E o papel da R/GA em eventos como Cannes, trazendo o novo? Torna festivais mais interessantes do que os próprios prêmios?

Escuto muito isso. Este ano um cara do Canadá me parou e disse que estava ali pela quinta vez só para me ouvir falar. E a cada ano, tem sido diferente e surpreendente. No fundo é isso que buscamos, mesmo.

Quais foram os grandes movimentos que a agência fez?

Temos trabalhado continuamente no aprimoramento do nosso modelo. Aprendendo com as empresas com as quais nos conectamos e fazemos negócios. Mas isso é apenas parte do todo. Desconstruir a R/GA no sentido de pegar todos os seus pedacinhos e integrar a novos é o segredo. Para entender este processo, é preciso compreender o que significa o conceito de implementar. Pode-se trabalhar com outras empresas e realizar trabalhos em parceria, para serem inscritos em Cannes, por exemplo. Mas isso não é implementar novos processos e novas capacidades, não é mudar de maneira genuína. Trabalhar com empresas parceiras é algo que as agências sempre fizeram, mas não é o que fazemos. Nosso modelo é integrado, colaborativo, em 19 lugares do mundo. O que nos torna diferentes é que não há parceria: estamos integrados, e oferecendo os nossos serviços dentro de casa. Temos estúdios de conteúdo preparados para trabalhar com apresentações, vídeos, influenciadores, desenvolver protótipos. Criamos um modelo global de arquitetura totalmente integrado e focado em fazer crescer os negócios dos clientes. E não há outro modelo possível, estou 100% certo disso.

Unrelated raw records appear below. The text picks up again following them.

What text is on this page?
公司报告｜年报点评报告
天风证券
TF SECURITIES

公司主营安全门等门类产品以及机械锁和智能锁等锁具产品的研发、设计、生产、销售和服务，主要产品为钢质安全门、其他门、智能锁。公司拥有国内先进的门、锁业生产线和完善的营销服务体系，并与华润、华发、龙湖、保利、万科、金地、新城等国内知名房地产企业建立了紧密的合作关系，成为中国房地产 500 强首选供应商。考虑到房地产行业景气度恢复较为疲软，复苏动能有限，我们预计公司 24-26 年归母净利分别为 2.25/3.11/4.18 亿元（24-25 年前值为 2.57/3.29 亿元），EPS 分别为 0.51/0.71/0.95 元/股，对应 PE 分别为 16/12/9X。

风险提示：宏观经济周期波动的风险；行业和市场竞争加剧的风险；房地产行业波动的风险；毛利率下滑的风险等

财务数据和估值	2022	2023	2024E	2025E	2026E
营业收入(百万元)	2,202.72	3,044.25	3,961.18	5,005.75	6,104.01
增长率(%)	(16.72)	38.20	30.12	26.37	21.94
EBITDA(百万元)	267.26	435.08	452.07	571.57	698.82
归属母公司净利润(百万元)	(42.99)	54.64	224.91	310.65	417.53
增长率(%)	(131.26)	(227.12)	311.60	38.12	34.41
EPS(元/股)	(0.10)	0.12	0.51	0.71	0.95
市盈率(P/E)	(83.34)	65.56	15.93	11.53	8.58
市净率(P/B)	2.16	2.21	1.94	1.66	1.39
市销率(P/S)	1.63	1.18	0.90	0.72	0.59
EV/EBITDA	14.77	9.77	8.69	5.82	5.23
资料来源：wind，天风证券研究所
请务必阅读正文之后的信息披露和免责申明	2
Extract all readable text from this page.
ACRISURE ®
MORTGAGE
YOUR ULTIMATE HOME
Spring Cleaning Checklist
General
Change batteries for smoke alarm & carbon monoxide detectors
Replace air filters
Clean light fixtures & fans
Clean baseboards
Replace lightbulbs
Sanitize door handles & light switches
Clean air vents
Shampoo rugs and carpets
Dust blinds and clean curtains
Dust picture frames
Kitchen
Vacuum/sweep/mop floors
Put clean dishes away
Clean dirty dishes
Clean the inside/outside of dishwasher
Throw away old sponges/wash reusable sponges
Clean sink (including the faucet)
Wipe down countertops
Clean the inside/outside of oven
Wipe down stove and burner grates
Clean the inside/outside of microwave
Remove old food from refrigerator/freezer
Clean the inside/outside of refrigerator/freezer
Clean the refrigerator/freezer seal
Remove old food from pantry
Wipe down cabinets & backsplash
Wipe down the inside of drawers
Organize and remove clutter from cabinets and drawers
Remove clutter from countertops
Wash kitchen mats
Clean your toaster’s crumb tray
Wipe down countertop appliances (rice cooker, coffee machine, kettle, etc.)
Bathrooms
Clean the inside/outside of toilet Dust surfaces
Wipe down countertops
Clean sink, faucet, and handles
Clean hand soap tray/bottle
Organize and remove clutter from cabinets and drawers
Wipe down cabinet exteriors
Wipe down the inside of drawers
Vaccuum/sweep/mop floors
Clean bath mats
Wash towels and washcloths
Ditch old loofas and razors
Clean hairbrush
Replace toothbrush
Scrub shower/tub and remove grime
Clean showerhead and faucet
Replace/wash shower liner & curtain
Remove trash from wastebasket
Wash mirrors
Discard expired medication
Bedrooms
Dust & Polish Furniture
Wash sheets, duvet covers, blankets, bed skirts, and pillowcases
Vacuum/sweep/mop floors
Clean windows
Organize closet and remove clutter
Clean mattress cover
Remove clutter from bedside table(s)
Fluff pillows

Implementar, portanto, tem sido a tônica da R/GA, certo?
Parece que estamos nos gabando, mas é exatamente isso. E estamos sempre aprimorando, errando, refazendo. Talvez nunca fique perfeito, mas continuamos tentando. É como construir uma casa. Se você não tem nada planejado de antemão, se não pensou no que pode dar errado, não testou nada, com certeza não terá uma estrutura muito boa. Por isso o design é tão importante. Simplicidade é um segredo importante.